Me reí a mi vez y levanté el torso para besarlo con fuerza. ― Me encantaría seguir, pero nos esperan y ya llegamos tarde ―, le susurré al oído mientras le acariciaba la espalda. ― Los dos necesitamos una ducha fría.
― No, necesitamos al menos cinco minutos ―, se rió y me tiró de nuevo en la cama, atrapándome allí para que no pudiera escapar de él. Cinco minutos se convirtieron en diez y en ese corto tiempo consiguió llevarme al límite varias veces.
― Me estás matando ―, dije en broma.
― Y tú me estás matando. Tienes que saber que yo he aprendido a conseguir lo que quiero, así que será mejor que te rindas a mí desde el principio ―, sonrió desafiante y se levantó de la cama sin esperar mi reacción. No tuvo que hacerlo. Lo tenía todo calculado. ― ¿A dónde vamos? Creo que me he ganado merecidamente la respuesta.
― Y más que eso ―, murmuré, agotada. ― Le pedí a Esther que nos dejara ir a casa de tu madre y dijo que sí.
Me miró por encima del hombro y se volvió hacia mí para levantarme en brazos sin dificultad. ― Entonces no deberíamos llegar tarde ―, dijo y me llevó a la ducha.

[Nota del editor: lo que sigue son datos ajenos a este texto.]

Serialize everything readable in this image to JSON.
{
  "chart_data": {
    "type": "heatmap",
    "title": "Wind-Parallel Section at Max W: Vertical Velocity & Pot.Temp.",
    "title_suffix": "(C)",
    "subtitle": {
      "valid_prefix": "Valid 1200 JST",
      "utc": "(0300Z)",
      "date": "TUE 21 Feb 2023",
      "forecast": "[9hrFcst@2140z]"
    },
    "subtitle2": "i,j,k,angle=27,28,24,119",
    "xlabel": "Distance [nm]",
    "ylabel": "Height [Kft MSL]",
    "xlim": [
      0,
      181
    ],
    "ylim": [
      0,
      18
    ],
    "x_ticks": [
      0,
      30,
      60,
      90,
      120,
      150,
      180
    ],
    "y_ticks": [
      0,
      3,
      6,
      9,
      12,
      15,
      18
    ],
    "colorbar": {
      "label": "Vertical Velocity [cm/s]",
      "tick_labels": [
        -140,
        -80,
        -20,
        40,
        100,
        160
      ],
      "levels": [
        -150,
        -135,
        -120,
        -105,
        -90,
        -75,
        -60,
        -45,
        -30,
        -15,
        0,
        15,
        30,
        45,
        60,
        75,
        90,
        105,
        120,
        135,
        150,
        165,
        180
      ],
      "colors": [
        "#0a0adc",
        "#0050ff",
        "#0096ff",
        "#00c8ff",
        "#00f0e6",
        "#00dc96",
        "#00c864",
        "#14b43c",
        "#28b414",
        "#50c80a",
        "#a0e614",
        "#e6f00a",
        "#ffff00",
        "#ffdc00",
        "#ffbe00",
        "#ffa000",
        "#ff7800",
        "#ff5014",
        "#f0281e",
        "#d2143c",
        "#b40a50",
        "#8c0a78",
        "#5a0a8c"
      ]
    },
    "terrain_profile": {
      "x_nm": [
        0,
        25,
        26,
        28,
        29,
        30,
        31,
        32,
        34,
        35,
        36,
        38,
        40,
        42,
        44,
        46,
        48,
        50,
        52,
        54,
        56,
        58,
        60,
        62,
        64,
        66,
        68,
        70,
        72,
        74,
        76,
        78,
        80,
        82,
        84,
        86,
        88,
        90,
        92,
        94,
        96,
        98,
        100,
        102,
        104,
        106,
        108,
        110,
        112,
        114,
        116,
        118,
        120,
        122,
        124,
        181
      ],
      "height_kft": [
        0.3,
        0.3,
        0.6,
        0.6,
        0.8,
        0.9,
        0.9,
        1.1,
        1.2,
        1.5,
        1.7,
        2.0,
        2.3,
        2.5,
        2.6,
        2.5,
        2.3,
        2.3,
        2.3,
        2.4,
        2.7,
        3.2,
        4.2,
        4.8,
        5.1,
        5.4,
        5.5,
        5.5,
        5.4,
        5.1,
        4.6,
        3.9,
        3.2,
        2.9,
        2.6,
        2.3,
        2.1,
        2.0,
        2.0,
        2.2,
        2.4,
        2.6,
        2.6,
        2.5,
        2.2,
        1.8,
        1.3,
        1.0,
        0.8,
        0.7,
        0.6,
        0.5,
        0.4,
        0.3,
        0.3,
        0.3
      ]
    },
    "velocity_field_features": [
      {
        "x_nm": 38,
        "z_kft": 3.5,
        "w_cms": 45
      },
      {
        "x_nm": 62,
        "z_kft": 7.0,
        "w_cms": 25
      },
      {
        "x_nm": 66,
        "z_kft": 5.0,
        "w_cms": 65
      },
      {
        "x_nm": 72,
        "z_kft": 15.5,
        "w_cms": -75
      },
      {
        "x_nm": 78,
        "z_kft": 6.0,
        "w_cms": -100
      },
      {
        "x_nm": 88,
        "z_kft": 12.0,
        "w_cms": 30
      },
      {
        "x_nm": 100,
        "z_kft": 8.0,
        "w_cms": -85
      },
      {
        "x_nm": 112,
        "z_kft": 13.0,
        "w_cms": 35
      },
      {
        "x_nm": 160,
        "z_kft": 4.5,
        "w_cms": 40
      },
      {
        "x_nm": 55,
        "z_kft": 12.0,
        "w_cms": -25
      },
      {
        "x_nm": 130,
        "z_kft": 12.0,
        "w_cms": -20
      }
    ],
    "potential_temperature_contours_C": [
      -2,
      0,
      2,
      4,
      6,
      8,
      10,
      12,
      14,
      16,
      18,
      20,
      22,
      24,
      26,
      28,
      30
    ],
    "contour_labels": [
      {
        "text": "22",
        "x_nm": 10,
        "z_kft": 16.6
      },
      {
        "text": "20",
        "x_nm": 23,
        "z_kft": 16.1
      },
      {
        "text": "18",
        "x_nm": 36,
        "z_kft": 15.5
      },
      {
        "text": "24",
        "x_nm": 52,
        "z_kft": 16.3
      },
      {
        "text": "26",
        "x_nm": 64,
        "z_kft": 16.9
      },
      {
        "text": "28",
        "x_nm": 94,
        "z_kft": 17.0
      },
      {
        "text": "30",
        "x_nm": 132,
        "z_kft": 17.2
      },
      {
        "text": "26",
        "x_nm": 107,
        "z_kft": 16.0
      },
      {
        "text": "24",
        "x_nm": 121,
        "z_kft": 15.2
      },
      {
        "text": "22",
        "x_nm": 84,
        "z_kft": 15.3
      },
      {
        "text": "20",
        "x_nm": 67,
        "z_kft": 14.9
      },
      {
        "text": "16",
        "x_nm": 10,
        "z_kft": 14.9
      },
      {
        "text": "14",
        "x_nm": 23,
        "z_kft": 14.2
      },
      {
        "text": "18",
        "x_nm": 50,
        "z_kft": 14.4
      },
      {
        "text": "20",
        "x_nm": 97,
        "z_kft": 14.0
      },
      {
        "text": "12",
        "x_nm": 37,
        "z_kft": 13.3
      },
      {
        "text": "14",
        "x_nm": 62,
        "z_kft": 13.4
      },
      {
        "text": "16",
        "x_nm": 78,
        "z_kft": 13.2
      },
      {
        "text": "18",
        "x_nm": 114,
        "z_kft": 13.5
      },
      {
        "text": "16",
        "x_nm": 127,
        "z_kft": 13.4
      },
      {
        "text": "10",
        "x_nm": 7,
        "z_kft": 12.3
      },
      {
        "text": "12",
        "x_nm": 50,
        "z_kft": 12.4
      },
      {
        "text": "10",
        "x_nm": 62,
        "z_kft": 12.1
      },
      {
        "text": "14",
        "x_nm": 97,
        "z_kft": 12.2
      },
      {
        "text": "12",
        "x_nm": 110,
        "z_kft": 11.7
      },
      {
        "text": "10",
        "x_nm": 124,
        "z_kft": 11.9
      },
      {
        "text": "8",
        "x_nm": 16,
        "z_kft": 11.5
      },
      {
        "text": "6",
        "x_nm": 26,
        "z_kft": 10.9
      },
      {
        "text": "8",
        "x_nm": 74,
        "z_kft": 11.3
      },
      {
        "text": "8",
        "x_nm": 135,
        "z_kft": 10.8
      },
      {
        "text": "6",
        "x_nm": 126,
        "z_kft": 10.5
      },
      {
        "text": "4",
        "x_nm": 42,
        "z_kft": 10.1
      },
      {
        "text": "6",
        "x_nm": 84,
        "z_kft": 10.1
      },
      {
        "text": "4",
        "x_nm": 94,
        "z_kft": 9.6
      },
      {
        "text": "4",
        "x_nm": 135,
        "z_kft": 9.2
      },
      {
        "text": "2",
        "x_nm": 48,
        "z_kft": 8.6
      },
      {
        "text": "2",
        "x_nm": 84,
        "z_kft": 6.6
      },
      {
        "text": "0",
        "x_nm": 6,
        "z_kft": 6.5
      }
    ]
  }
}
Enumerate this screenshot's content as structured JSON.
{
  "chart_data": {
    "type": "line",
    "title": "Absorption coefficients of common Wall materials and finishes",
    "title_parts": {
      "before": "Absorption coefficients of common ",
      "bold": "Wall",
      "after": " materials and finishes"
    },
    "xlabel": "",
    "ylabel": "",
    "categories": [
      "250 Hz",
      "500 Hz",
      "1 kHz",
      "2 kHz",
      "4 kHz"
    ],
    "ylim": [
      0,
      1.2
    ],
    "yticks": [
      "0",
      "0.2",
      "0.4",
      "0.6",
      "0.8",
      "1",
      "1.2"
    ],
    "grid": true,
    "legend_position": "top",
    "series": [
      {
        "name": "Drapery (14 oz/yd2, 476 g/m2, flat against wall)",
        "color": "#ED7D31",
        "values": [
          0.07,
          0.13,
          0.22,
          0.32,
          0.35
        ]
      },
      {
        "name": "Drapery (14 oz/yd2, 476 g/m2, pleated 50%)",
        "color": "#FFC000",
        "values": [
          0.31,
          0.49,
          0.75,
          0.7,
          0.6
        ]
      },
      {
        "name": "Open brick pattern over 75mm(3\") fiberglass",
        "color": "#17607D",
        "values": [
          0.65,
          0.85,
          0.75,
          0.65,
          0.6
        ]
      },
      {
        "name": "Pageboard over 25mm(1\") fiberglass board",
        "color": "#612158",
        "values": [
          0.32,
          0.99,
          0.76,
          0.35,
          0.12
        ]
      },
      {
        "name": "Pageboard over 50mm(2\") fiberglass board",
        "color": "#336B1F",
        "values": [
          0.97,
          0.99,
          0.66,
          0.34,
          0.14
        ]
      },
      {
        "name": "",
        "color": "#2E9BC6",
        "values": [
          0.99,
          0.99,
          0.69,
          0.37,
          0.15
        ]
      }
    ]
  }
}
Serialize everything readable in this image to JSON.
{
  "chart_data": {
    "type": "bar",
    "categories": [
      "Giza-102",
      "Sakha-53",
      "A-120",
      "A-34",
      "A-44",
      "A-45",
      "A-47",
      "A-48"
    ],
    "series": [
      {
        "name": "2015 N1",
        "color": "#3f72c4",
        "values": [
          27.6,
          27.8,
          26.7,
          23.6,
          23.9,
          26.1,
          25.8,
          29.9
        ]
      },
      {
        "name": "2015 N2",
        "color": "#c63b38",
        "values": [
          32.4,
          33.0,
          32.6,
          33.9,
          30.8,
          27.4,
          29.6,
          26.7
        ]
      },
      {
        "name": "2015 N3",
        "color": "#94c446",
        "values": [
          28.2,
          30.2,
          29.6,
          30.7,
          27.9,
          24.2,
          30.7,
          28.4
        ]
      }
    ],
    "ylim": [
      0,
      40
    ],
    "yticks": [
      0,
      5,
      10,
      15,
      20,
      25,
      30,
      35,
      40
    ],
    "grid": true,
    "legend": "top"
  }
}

Una hora más tarde, llegamos a su casa. Nunca lo había visto tan nervioso. Tal vez estaba pensando en cómo contarles lo nuestro, así que me prometí no mencionar nada a menos que él dijera algo. Nos recibió Max, como siempre, con besos y ladridos de felicidad. Entramos en la casa con él enredado a nuestros pies. Encontramos a la madre de Manuel en la cocina, no nos había notado y se sobresaltó al vernos delante, pero su alegría era indescriptible.
― ¡Mi niño! ― gritó con alegría y levantó los brazos para que la abrazara. ― ¿Cómo consiguieron venir?
― Dale las gracias a Amalia de que estemos aquí.
― No he hecho nada ―, dije, sonriendo. ― Bueno, dejaré que hablen. ¿Paso a recogerte sobre las cinco? ― le pregunté, pero me miró extrañado.
― No ―, respondió, confundiéndome. ― No te vas a ir. ¿Tienes algún sitio al que ir? Hoy no tienes que trabajar, es nuestro día libre...
― Bien dicho Manuel, a dónde irás con este calor. Ya que estás aquí, ¿qué tal una comida en el patio? Vamos a hacer una buena barbacoa que hace tiempo que no hacemos. Voy a buscar carne fresca...
― Es una muy buena idea, señora. Iré a la carnicería mientras os ponéis al día.
No se opusieron. Necesitaban un tiempo a solas, eso lo entendía perfectamente, así que tenía toda la buena voluntad a ir. Sin embargo, me alegré de que no me dejara. Tampoco nos darían mucho tiempo, ya que el rodaje era ahora más exigente, pero estábamos preparados para todo. Al menos eso pensábamos...
Mi familia estaba lejos y la echaba mucho de menos, pero durante unas horas me sentí como si fuera de la familia de Manuel. Su madre se ocupaba más de mí que de los suyos, mientras que su hermana mostraba su simpatía a menudo, buscando el contacto que pudiera aliviar el dolor que pudiera tener en su alma. Una cosa era cierta, el fantasma de su padre estaba allí, y a menudo los tres caían en la melancolía. Quería tenerlos en mis brazos y decirles que todo estaría bien, pero no lo sabía con seguridad. Ojalá todo se solucionara, ojalá pudiera retroceder el tiempo y ayudar a Manuel en esos momentos en los que el dolor le doblegaba. Ojalá pudiera detener esta tragedia que les ha ocurrido.
― Amalia, ¿cómo está tu novio? Se llama César, si no recuerdo mal ―, preguntó su madre en un momento dado mientras poníamos la mesa. Mis ojos se posaron en Manuel, que se mordía el labio, con una mirada de disculpa que no le había dicho nada de nosotros dos.
― Está bien, señora, en el trabajo.
― ¿No tiene el día libre, como tú?
― No, hoy está trabajando en otro programa, nuestros horarios han cambiado últimamente ―, reí falsamente para ocultar mi nerviosismo.